利益面では、ソリューションサービス事業の高原価プロジェクトが早期に収束し、新規顧客獲得の営業活動が活発化すれば、増益になると見込んでいます。
2023年3月期(第2四半期累計)連結業績概要
連結業績概要です。ソリューションサービス事業を除くすべての事業が伸長し、売上高は前期比0.1パーセント増の71億7,300万円となりました。
営業利益はソリューションサービス事業の不採算プロジェクトによる影響を受け、前期比22.9パーセント減の3億6,600万円の減益となりました。経常利益は、前期比26.5パーセント減です。

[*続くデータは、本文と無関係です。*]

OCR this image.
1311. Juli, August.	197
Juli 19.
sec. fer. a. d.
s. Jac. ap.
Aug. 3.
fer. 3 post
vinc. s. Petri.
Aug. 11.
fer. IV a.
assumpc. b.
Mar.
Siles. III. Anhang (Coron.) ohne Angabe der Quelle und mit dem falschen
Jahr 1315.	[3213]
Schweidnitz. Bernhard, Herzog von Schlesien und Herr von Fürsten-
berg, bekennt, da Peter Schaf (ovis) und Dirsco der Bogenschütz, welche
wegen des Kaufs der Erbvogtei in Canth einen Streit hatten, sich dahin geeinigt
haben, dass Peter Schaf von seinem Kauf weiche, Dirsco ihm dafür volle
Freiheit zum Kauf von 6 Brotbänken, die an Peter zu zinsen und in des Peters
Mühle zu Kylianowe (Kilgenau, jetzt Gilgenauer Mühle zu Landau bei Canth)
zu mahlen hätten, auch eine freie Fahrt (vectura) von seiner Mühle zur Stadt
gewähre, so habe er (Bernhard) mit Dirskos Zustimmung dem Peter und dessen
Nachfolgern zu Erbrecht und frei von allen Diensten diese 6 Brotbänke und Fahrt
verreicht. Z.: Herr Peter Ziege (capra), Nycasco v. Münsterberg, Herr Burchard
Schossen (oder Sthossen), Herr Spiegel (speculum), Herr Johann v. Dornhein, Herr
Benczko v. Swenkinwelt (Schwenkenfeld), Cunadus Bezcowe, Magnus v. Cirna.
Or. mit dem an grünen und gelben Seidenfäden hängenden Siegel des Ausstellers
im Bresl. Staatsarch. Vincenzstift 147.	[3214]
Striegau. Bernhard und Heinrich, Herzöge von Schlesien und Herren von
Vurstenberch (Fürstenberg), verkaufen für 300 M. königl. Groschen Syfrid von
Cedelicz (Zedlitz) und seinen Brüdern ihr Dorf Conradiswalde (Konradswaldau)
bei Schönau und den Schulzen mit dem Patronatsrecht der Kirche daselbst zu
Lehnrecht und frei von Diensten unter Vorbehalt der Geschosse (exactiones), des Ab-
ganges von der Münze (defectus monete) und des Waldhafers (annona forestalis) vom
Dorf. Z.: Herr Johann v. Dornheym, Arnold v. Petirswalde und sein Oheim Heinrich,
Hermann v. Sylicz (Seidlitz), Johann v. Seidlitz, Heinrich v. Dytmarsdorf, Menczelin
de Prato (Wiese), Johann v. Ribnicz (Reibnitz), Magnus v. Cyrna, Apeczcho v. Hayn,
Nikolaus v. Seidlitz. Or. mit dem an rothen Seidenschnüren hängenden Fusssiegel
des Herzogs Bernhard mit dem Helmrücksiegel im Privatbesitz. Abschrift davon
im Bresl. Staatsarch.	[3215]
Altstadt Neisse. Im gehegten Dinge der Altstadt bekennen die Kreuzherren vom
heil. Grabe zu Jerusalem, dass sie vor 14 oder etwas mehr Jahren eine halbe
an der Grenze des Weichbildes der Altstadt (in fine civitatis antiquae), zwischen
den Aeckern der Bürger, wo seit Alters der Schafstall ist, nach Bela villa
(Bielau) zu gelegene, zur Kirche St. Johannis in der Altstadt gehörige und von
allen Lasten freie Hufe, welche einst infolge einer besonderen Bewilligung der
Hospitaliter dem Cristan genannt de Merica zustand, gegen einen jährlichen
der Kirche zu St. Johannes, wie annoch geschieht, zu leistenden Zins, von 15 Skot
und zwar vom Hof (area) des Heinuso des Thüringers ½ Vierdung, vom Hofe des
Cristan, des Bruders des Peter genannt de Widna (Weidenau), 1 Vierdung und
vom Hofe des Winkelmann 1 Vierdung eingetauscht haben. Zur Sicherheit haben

純利益は、前期比14パーセント減の2億1,900万円です。これは営業利益に紐づくものですが、前期に移転とソフトウェアの特別償却を行った関係で、前期比マイナス3,500万円となっています。
四半期別の売上高推移
四半期ごとの売上高の推移です。サポートサービス事業とシステム運用・サービス事業は、ここ3年間ほど、横ばいで安定しています。また、受託開発事業は第2四半期、第4四半期に大きく伸びています。
ソリューションサービス事業は例年、第2四半期、第4四半期で大きくプラスとなりますが、今期は少しマイナスとなっています。
四半期別の営業利益推移
四半期ごとの営業利益の推移です。棒グラフの赤色のソリューションサービス事業は、第1四半期からマイナスが発生し、第2四半期も前期比でマイナスとなっていますが、その他の事業は堅調に推移しています。
セグメント別業績
セグメント別では、ソリューションサービス事業は高原価プロジェクトの発生により、売上高は前期比14.5パーセント減、営業利益は前期比49.4パーセント減です。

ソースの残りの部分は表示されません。